# Bush ‘escape train’ under N.Y. hotel



## Noordam (Sep 26, 2003)

http://www.msnbc.com/news/972285.asp?0cv=CB20

During President Bush’s two-day stay at the ritzy Waldorf-Astoria hotel in New York this week while seeking international support for Iraq, a special escape train was idling beneath the hotel, ready to whisk him to safety at a moment’s notice in the event of a terrorist attack, it was reported Friday.

THE SECRET SERVICE arranged for the Metro-North train to be parked at an abandoned platform, always running and ready for instant departure throughout the president’s stay at the hotel on Tuesday and Wednesday, the New York Post reported, quoting unidentified law enforcement sources.

The platform — identified as Track 61 on Grand Central Terminal blueprints — is accessible by an underground passage from inside the landmark hotel and by a freight elevator that descends from a brass-sheathed door next to the hotel’s parking garage, giving the president and his entourage a second egress route in case of emergency, the Post said. Had that occurred, the train would have sped off to an undisclosed secure location, it said.

The unused station is under the Waldorf on 49th Street and Park Avenue and was never meant for riders, the Post said. The platform and adjacent tracks are normally used as a yard for out-of-service trains and can be seen by commuters going in and out of Grand Central Station, the newspaper reported.

*************************************************

And from a poster on a non-rr forum

soleft (1000+ posts) Fri Sep-26-03 05:01 PM

Response to Original message

1. My Boss, a train eficionado, says the Vanderbilts used the track

so they could avoid going to Grand Central.
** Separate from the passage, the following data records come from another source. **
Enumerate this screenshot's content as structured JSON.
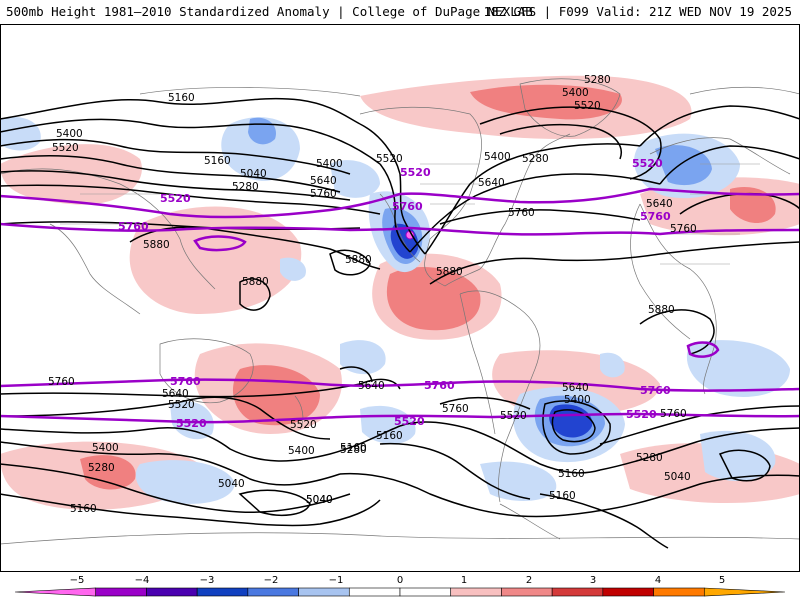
{
  "header": {
    "title_left": "500mb Height 1981–2010 Standardized Anomaly | College of DuPage NEXLAB",
    "title_right": "18Z GFS | F099 Valid: 21Z WED NOV 19 2025"
  },
  "colors": {
    "light_red": "#f8c8c8",
    "mid_red": "#f08080",
    "dark_red": "#e05050",
    "light_blue": "#c8dcf8",
    "mid_blue": "#7aa4f0",
    "dark_blue": "#2244d0",
    "navy": "#10208c",
    "purple": "#9a00c8",
    "magenta": "#ff66ee",
    "contour": "#000000",
    "coast": "#666666"
  },
  "height_labels_black": [
    "5160",
    "5400",
    "5520",
    "5160",
    "5040",
    "5280",
    "5400",
    "5640",
    "5760",
    "5520",
    "5400",
    "5280",
    "5640",
    "5280",
    "5400",
    "5520",
    "5760",
    "5640",
    "5760",
    "5880",
    "5880",
    "5880",
    "5880",
    "5880",
    "5760",
    "5640",
    "5520",
    "5400",
    "5280",
    "5160",
    "5040",
    "5040",
    "5160",
    "5280",
    "5400",
    "5520",
    "5640",
    "5760",
    "5640",
    "5400",
    "5520",
    "5160",
    "5280",
    "5040",
    "5160",
    "5040",
    "5160",
    "5760"
  ],
  "height_labels_purple": [
    "5520",
    "5760",
    "5520",
    "5760",
    "5520",
    "5760",
    "5760",
    "5760",
    "5760",
    "5520",
    "5520",
    "5520"
  ],
  "colorbar": {
    "ticks": [
      "−5",
      "−4",
      "−3",
      "−2",
      "−1",
      "0",
      "1",
      "2",
      "3",
      "4",
      "5"
    ],
    "segment_colors": [
      "#ff66ee",
      "#9a00c8",
      "#4a00b0",
      "#1040c0",
      "#4a78e0",
      "#a8c4f0",
      "#ffffff",
      "#ffffff",
      "#f8c0c0",
      "#f08888",
      "#d43a3a",
      "#c00000",
      "#ff7a00",
      "#ffa800"
    ]
  }
}
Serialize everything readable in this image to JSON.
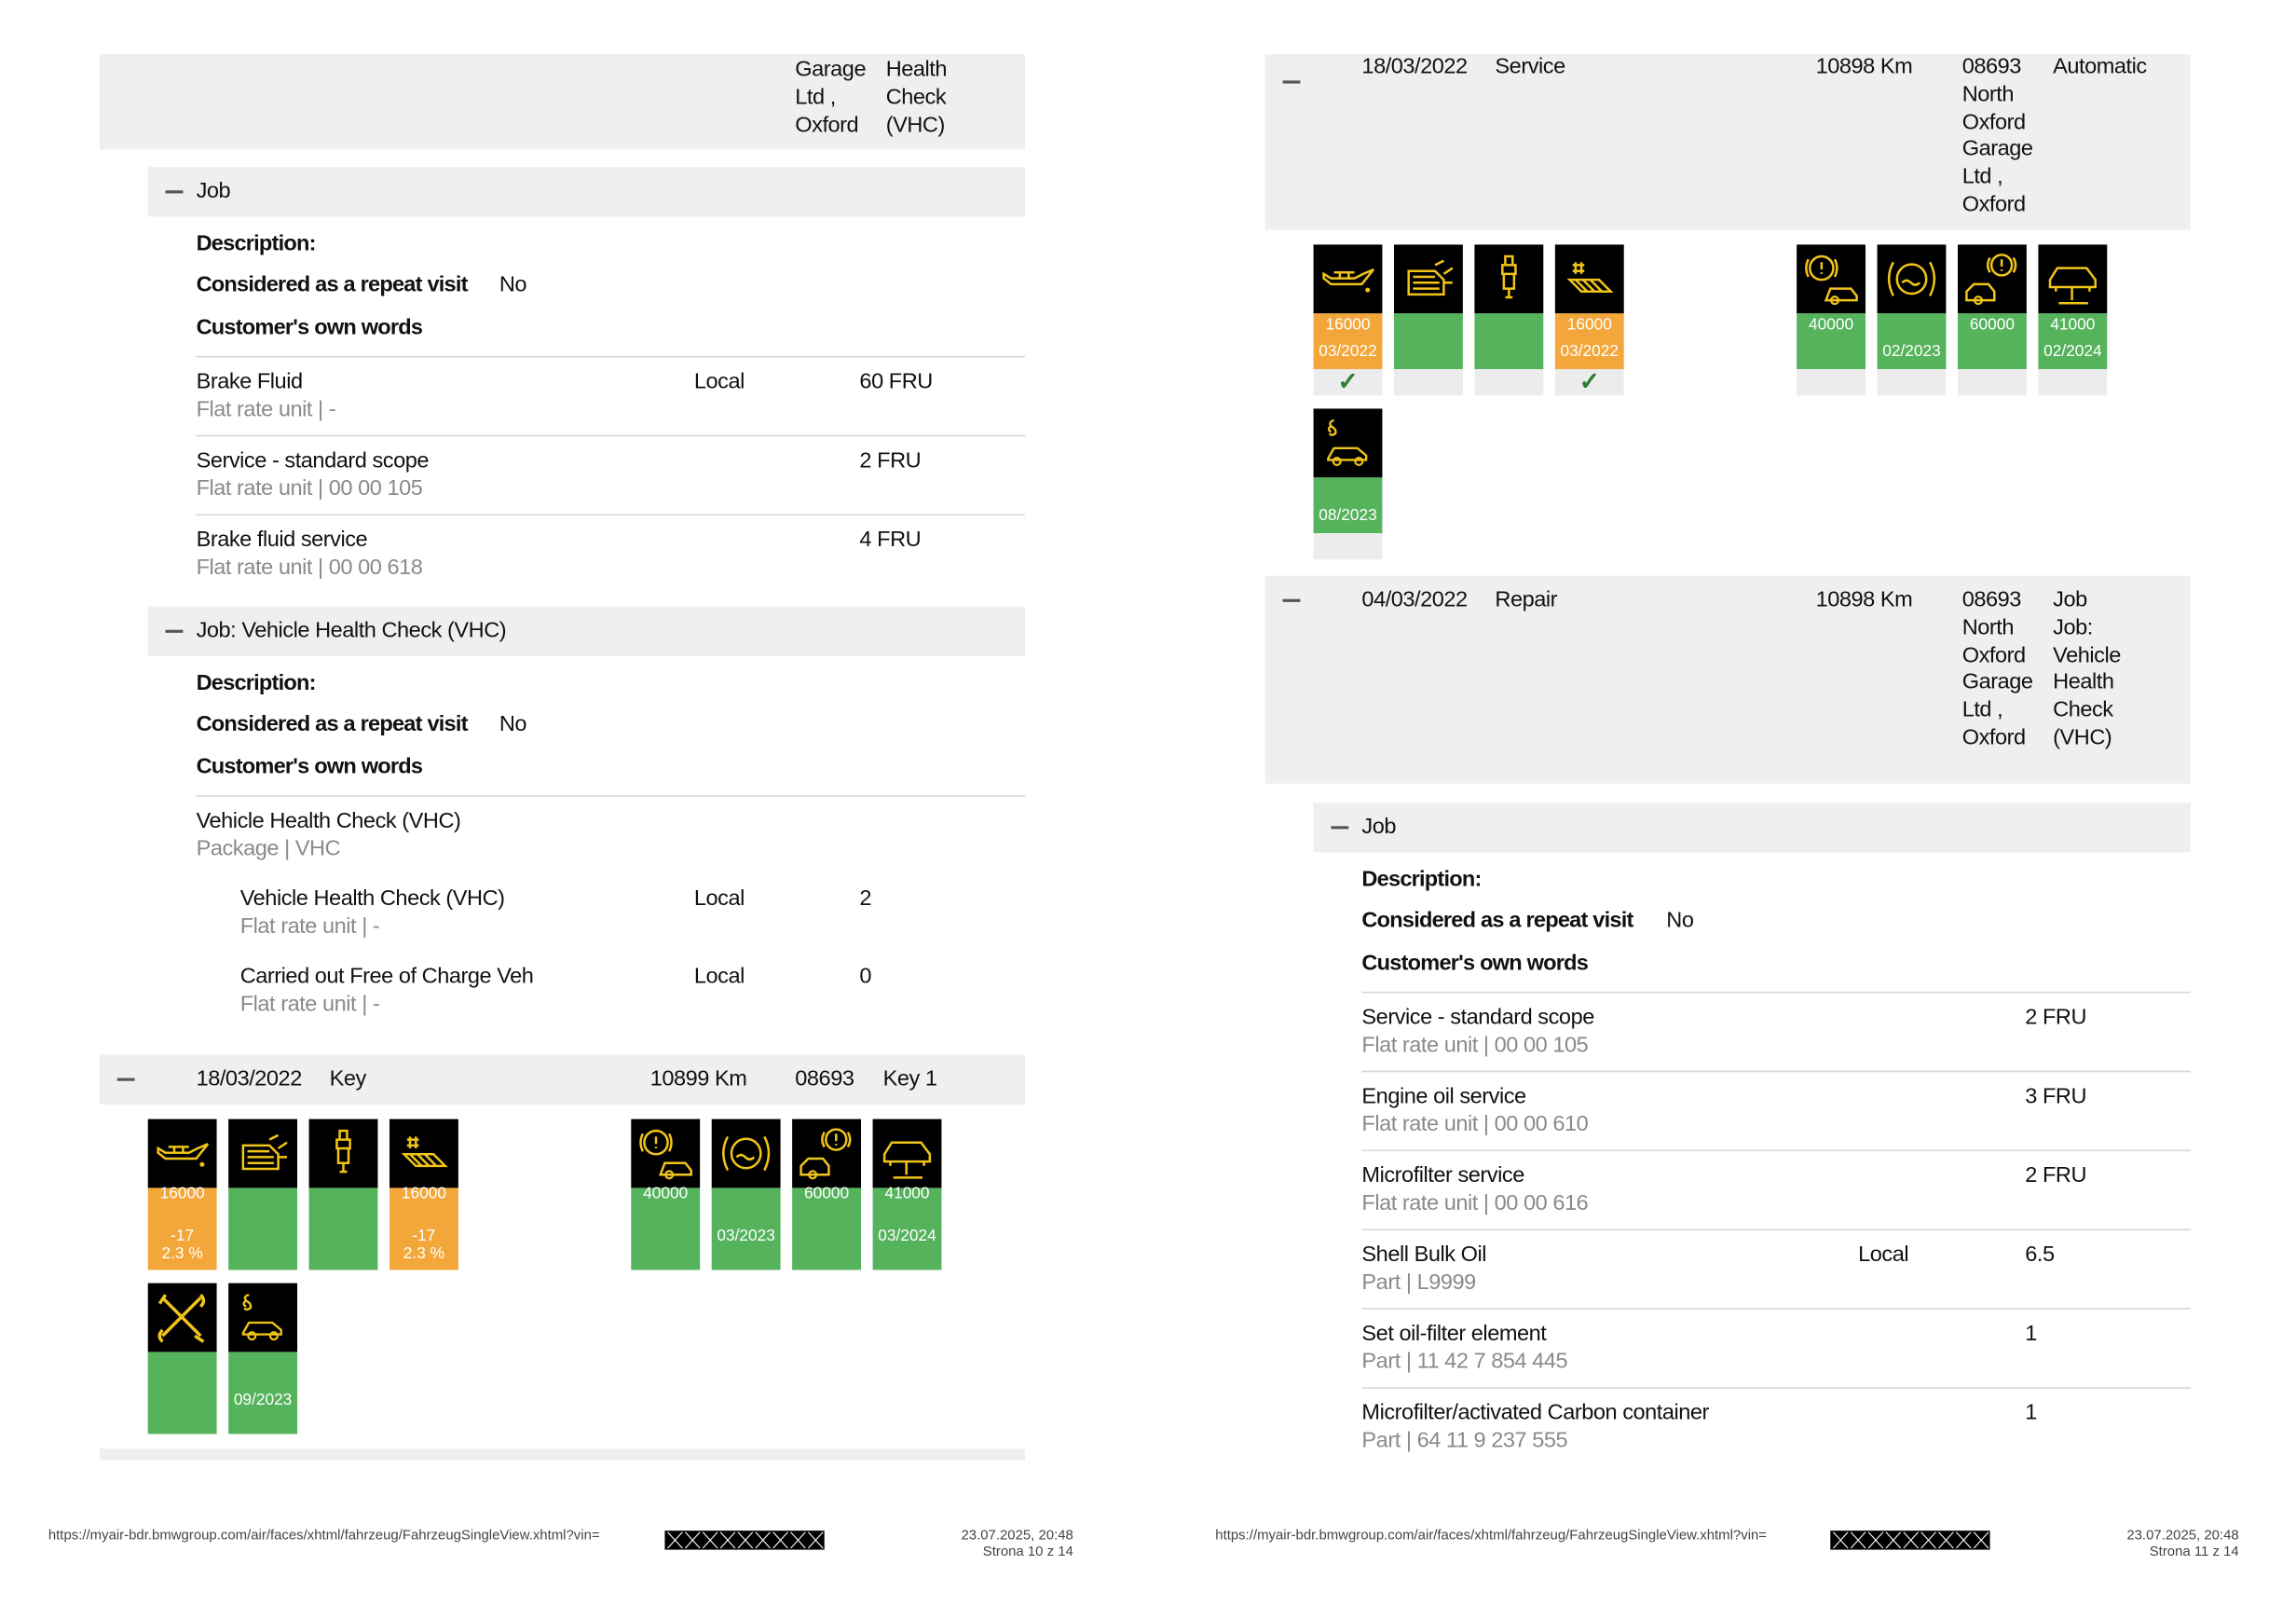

Other rich people used it too, they would pull the car off the regular train and just have it roll to the hotel


----------



## Viewliner (Sep 26, 2003)

If I remember correctly they mentioned this on "Seven Secrets of Grand Central". The platform/elevator was built to hold a car. This was because at the time of FDR's presidency, they didn't want people to know about his Polio condition, so the train would stop at that platform and a car would exit the train with him in it.


----------



## gswager (Sep 27, 2003)

Sound very interesting!

Was "Seven Screts of Grand Central" shown on TV? Which channel and will it run again?


----------



## AlanB (Sep 27, 2003)

gswager said:


> Sound very interesting!
> Was "Seven Screts of Grand Central" shown on TV? Which channel and will it run again?


It was indeed shown on TV, several times on the local PBS station if I recall correctly. No idea if it will be shown again though.


----------



## Noordam (Sep 28, 2003)

AlanB said:


> gswager said:
> 
> 
> > Sound very interesting!
> ...


looks like Sunday the 28th LOL.

http://www.thirteen.org/watch/highlights.p....php?view_day=6


----------



## gswager (Sep 28, 2003)

Darn! I ain't a New Yorker. I hope that it'll show on either History or Discovery channels.


----------